Cost Forecasting Based on Historical Runs
Once you have a few weeks of cost data, you can forecast future spend based on usage patterns. This helps with budgeting and capacity planning.
function CostForecaster(allocator) {
this.allocator = allocator;
}
CostForecaster.prototype.forecast = function (daysAhead) {
var now = Date.now();
var sevenDaysAgo = now - (7 * 86400000);
var records = this.allocator.records.filter(function (r) {
return r.timestamp >= sevenDaysAgo;
});
if (records.length === 0) {
return { forecastedCost: 0, confidence: "low", message: "No historical data" };
}
var totalCost = records.reduce(function (sum, r) { return sum + r.cost; }, 0);
var daysCovered = (now - sevenDaysAgo) / 86400000;
var dailyAverage = totalCost / daysCovered;
// Calculate day-over-day growth rate
var dailyBuckets = {};
records.forEach(function (r) {
var day = new Date(r.timestamp).toISOString().split("T")[0];
if (!dailyBuckets[day]) dailyBuckets[day] = 0;
dailyBuckets[day] += r.cost;
});
var days = Object.keys(dailyBuckets).sort();
var growthRates = [];
for (var i = 1; i < days.length; i++) {
if (dailyBuckets[days[i - 1]] > 0) {
growthRates.push(dailyBuckets[days[i]] / dailyBuckets[days[i - 1]]);
}
}
var avgGrowthRate = growthRates.length > 0
? growthRates.reduce(function (s, r) { return s + r; }, 0) / growthRates.length
: 1.0;
var forecasted = 0;
var currentDaily = dailyAverage;
for (var d = 0; d < daysAhead; d++) {
forecasted += currentDaily;
currentDaily *= avgGrowthRate;
}
return {
forecastedCost: parseFloat(forecasted.toFixed(2)),
dailyAverage: parseFloat(dailyAverage.toFixed(2)),
growthRate: parseFloat(((avgGrowthRate - 1) * 100).toFixed(1)) + "%",
confidence: days.length >= 5 ? "medium" : "low",
daysAhead: daysAhead
};
};
Forecasting is imprecise, especially when agent usage is growing rapidly. Treat forecasts as directional guidance, not precise predictions. The value is in catching trends early. If your daily average is growing 20% week over week, you need to either optimize costs or increase your budget before it becomes a problem.

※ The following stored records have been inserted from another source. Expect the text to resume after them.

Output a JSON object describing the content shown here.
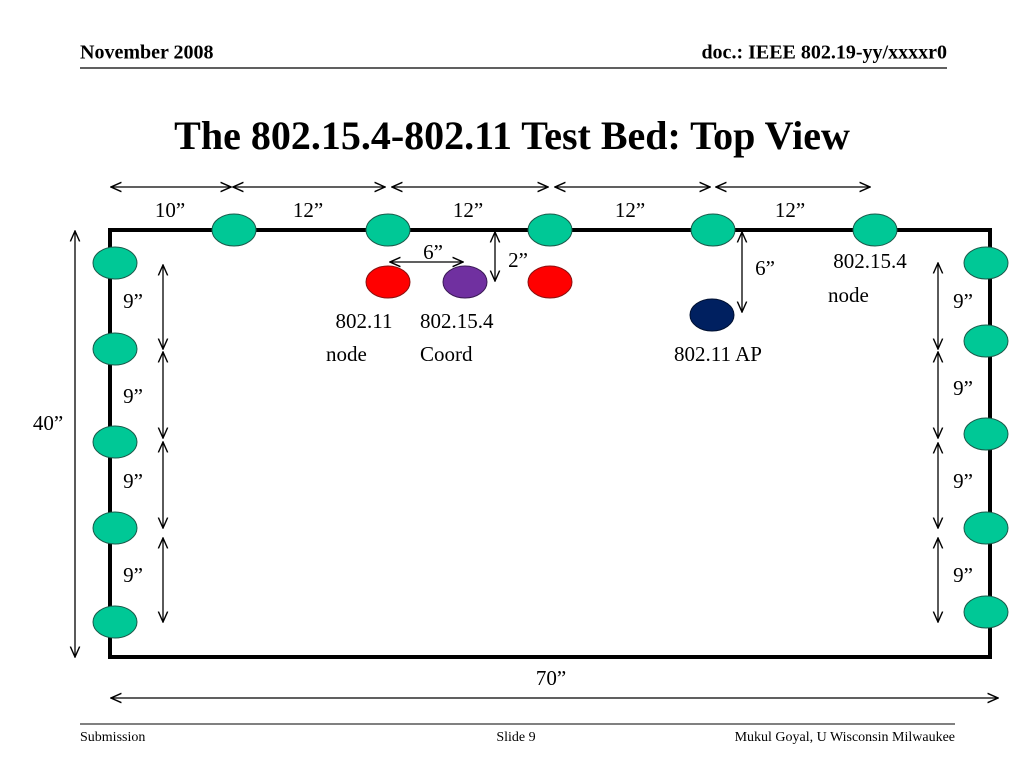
{
  "header": {
    "date": "November 2008",
    "doc": "doc.: IEEE 802.19-yy/xxxxr0"
  },
  "title": "The 802.15.4-802.11 Test Bed: Top View",
  "dimensions": {
    "top": [
      "10”",
      "12”",
      "12”",
      "12”",
      "12”"
    ],
    "coord_spacing": "6”",
    "coord_offset": "2”",
    "ap_offset": "6”",
    "left": [
      "9”",
      "9”",
      "9”",
      "9”"
    ],
    "right": [
      "9”",
      "9”",
      "9”",
      "9”"
    ],
    "height": "40”",
    "width": "70”"
  },
  "labels": {
    "wifi_node": [
      "802.11",
      "node"
    ],
    "coord": [
      "802.15.4",
      "Coord"
    ],
    "ap": "802.11 AP",
    "zigbee_node": [
      "802.15.4",
      "node"
    ]
  },
  "footer": {
    "left": "Submission",
    "center": "Slide 9",
    "right": "Mukul Goyal, U Wisconsin Milwaukee"
  }
}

Comparing Agent Cost vs. Manual Human Cost
This is the calculation that justifies your agent system's existence. For every agent task, you should be able to estimate the equivalent human cost and demonstrate a positive ROI.

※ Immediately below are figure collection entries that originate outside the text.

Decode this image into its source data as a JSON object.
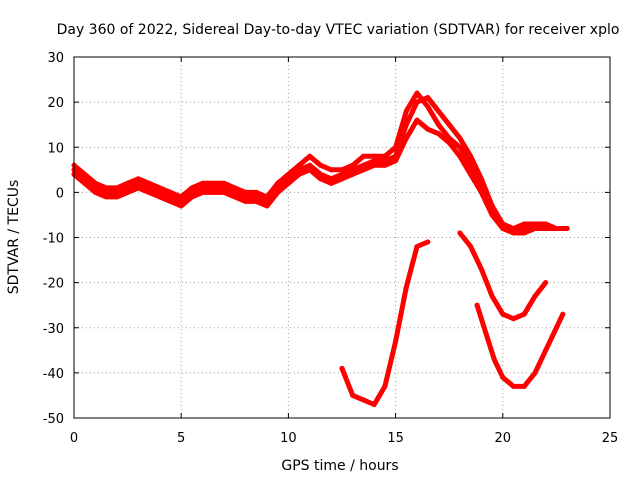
{
  "chart_data": {
    "type": "line",
    "title": "Day 360 of 2022, Sidereal Day-to-day VTEC variation (SDTVAR) for receiver xplo",
    "xlabel": "GPS time / hours",
    "ylabel": "SDTVAR / TECUs",
    "xlim": [
      0,
      25
    ],
    "ylim": [
      -50,
      30
    ],
    "xticks": [
      0,
      5,
      10,
      15,
      20,
      25
    ],
    "yticks": [
      30,
      20,
      10,
      0,
      -10,
      -20,
      -30,
      -40,
      -50
    ],
    "xtick_labels": [
      "0",
      "5",
      "10",
      "15",
      "20",
      "25"
    ],
    "ytick_labels": [
      "30",
      "20",
      "10",
      "0",
      "-10",
      "-20",
      "-30",
      "-40",
      "-50"
    ],
    "grid": true,
    "color": "#ff0000",
    "series": [
      {
        "name": "trace-main",
        "x": [
          0,
          0.5,
          1,
          1.5,
          2,
          2.5,
          3,
          3.5,
          4,
          4.5,
          5,
          5.5,
          6,
          6.5,
          7,
          7.5,
          8,
          8.5,
          9,
          9.5,
          10,
          10.5,
          11,
          11.5,
          12,
          12.5,
          13,
          13.5,
          14,
          14.5,
          15,
          15.5,
          16,
          16.5,
          17,
          17.5,
          18,
          18.5,
          19,
          19.5,
          20,
          20.5,
          21,
          21.5,
          22,
          22.5,
          23
        ],
        "values": [
          5,
          3,
          1,
          0,
          0,
          1,
          2,
          1,
          0,
          -1,
          -2,
          0,
          1,
          1,
          1,
          0,
          -1,
          -1,
          -2,
          1,
          3,
          5,
          6,
          4,
          3,
          4,
          5,
          6,
          7,
          7,
          8,
          15,
          20,
          21,
          18,
          15,
          12,
          8,
          3,
          -3,
          -7,
          -8,
          -8,
          -8,
          -8,
          -8,
          -8
        ]
      },
      {
        "name": "trace-band-upper",
        "x": [
          0,
          0.5,
          1,
          1.5,
          2,
          2.5,
          3,
          3.5,
          4,
          4.5,
          5,
          5.5,
          6,
          6.5,
          7,
          7.5,
          8,
          8.5,
          9,
          9.5,
          10,
          10.5,
          11,
          11.5,
          12,
          12.5,
          13,
          13.5,
          14,
          14.5,
          15,
          15.5,
          16,
          16.5,
          17,
          17.5,
          18,
          18.5,
          19,
          19.5,
          20,
          20.5,
          21,
          21.5,
          22,
          22.5,
          23
        ],
        "values": [
          6,
          4,
          2,
          1,
          1,
          2,
          3,
          2,
          1,
          0,
          -1,
          1,
          2,
          2,
          2,
          1,
          0,
          0,
          -1,
          2,
          4,
          6,
          8,
          6,
          5,
          5,
          6,
          8,
          8,
          8,
          10,
          18,
          22,
          19,
          15,
          12,
          10,
          6,
          2,
          -4,
          -8,
          -8,
          -7,
          -7,
          -7,
          -8,
          -8
        ]
      },
      {
        "name": "trace-band-lower",
        "x": [
          0,
          0.5,
          1,
          1.5,
          2,
          2.5,
          3,
          3.5,
          4,
          4.5,
          5,
          5.5,
          6,
          6.5,
          7,
          7.5,
          8,
          8.5,
          9,
          9.5,
          10,
          10.5,
          11,
          11.5,
          12,
          12.5,
          13,
          13.5,
          14,
          14.5,
          15,
          15.5,
          16,
          16.5,
          17,
          17.5,
          18,
          18.5,
          19,
          19.5,
          20,
          20.5,
          21,
          21.5,
          22,
          22.5,
          23
        ],
        "values": [
          4,
          2,
          0,
          -1,
          -1,
          0,
          1,
          0,
          -1,
          -2,
          -3,
          -1,
          0,
          0,
          0,
          -1,
          -2,
          -2,
          -3,
          0,
          2,
          4,
          5,
          3,
          2,
          3,
          4,
          5,
          6,
          6,
          7,
          12,
          16,
          14,
          13,
          11,
          8,
          4,
          0,
          -5,
          -8,
          -9,
          -9,
          -8,
          -8,
          -8,
          -8
        ]
      },
      {
        "name": "trace-arc-1",
        "x": [
          12.5,
          13,
          13.5,
          14,
          14.5,
          15,
          15.5,
          16,
          16.5
        ],
        "values": [
          -39,
          -45,
          -46,
          -47,
          -43,
          -33,
          -21,
          -12,
          -11
        ]
      },
      {
        "name": "trace-arc-2",
        "x": [
          18,
          18.5,
          19,
          19.5,
          20,
          20.5,
          21,
          21.5,
          22
        ],
        "values": [
          -9,
          -12,
          -17,
          -23,
          -27,
          -28,
          -27,
          -23,
          -20
        ]
      },
      {
        "name": "trace-arc-3",
        "x": [
          18.8,
          19.2,
          19.6,
          20,
          20.5,
          21,
          21.5,
          22,
          22.5,
          22.8
        ],
        "values": [
          -25,
          -31,
          -37,
          -41,
          -43,
          -43,
          -40,
          -35,
          -30,
          -27
        ]
      }
    ]
  }
}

function ROICalculator(options) {
this.avgEngineerHourlyCost = options.avgEngineerHourlyCost || 85;
this.overheadMultiplier = options.overheadMultiplier || 1.4;
}
ROICalculator.prototype.compare = function (agentCost, humanMinutes) {
var humanHours = humanMinutes / 60;
var humanCost = humanHours * this.avgEngineerHourlyCost * this.overheadMultiplier;
var savings = humanCost - agentCost;
var savingsPercent = humanCost > 0 ? (savings / humanCost) * 100 : 0;
return {
agentCost: parseFloat(agentCost.toFixed(4)),
humanCost: parseFloat(humanCost.toFixed(2)),
savings: parseFloat(savings.toFixed(2)),
savingsPercent: parseFloat(savingsPercent.toFixed(1)),
worthIt: savings > 0,
breakEvenMinutes: agentCost / (this.avgEngineerHourlyCost * this.overheadMultiplier / 60)
};
};
Be honest in these comparisons. Include the engineering time to build and maintain the agent system. Include the cost of debugging agent failures. A task that takes an agent $0.50 to perform but required $20,000 in engineering time to automate needs to run 40,000 times before it breaks even. Not every task is worth automating.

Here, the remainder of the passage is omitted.